Assume we are given a convex set $A$. A direction of this set is a unit vector $\bar x$ for which $\forall a \in A, \ \forall c>0, \ (a+c \bar x) \in A$. In other words it is a direction you can extend any vector in $A$ indefinitely without leaving $A$.

Assume that $A$ is unbounded, ie. $\forall x \in A, \ \exists \ (z_n) \in A \ \forall n \in \Bbb N, \ \lim_{n\rightarrow\infty} |x-z_n| = \infty$. Ie, for every point in $A$ there is a sequence that gets infinitely far from that point. (Is this definition OK?)

Now, I wish to prove that there exists at least one direction for every unbounded convex set.

Select a point from $A$, call it $x$. There is a sequence $z_n$ as mentioned above for this point $x$. Now calculate the vector $\lim \frac{z_n-x}{|z_n-x|}, \ n \rightarrow \infty$. This is a direction.

It is a direction because if you select any other point in $A$, say $y$. Because the set is convex, the vector $y-z_n$ is also in $A$ for all $n \in \Bbb N$ and also $|y-z_n| \rightarrow \infty, \ n \rightarrow \infty$. (This is intuitively clear for two and three dimensional real spaces.

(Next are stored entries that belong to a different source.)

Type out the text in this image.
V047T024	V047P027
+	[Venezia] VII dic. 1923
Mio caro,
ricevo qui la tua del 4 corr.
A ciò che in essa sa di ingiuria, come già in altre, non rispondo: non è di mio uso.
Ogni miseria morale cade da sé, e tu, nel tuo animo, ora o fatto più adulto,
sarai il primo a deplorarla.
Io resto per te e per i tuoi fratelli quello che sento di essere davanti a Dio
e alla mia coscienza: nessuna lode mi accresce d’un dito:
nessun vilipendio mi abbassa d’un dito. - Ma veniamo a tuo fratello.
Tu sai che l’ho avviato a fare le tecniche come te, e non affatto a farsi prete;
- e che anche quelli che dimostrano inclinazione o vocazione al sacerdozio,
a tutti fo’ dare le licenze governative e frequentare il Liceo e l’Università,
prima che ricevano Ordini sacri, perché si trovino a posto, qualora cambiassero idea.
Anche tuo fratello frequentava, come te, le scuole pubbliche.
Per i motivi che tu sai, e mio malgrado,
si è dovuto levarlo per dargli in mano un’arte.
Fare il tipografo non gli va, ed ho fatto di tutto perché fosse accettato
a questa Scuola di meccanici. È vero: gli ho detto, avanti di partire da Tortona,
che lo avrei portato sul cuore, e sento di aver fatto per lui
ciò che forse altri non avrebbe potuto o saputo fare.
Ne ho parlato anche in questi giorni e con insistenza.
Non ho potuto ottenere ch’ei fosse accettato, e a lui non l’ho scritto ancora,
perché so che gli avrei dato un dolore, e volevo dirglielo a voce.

Is this true generally?). Thus, if we go to infinity, the two vectors $\lim \frac{z_n-x}{|z_n-x|}, \ n \rightarrow \infty$ and $\lim\frac{z_n-y}{|z_n-y|},\ n \rightarrow \infty$ are parallel. (Again, geometric intuition. Is this true more generally?)

This was my solution to a homework problem many years ago and it kinda stuck with me. Often wondered if there is anything wrong with it. Any comments?

  • 0
    I wanted to add another assumption to your question, your convex set should be closed too. consider the set A={3>y≥0 /\ x≥0} $\cup$ {y=3,x=0} in $R^2$ A is convex and unbounded but it doesn't have any rescission direction because the (1, 0) is the only direction but if we put X=(0,3) the X+1.d= X+(1,0)=(1,3) is not in the set A.2018-11-08

1 Answers 1

2

In my humble opinion, your proof is incomplete (note: I am not saying that it is wrong):

  1. You haven't explained why $d=\lim_{n\rightarrow\infty}\frac{z_n-x}{\|z_n-x\|}$ exists. While $\frac{z_n-x}{\|z_n-x\|}$ has a limit point on the unit sphere is clear, the sequence per se may not have a limit.
  2. Even if $d=\lim_{n\rightarrow\infty}\frac{z_n-x}{\|z_n-x\|}$ exists, you still haven't explained why $\{x+cd: c\ge0\}\subset A$.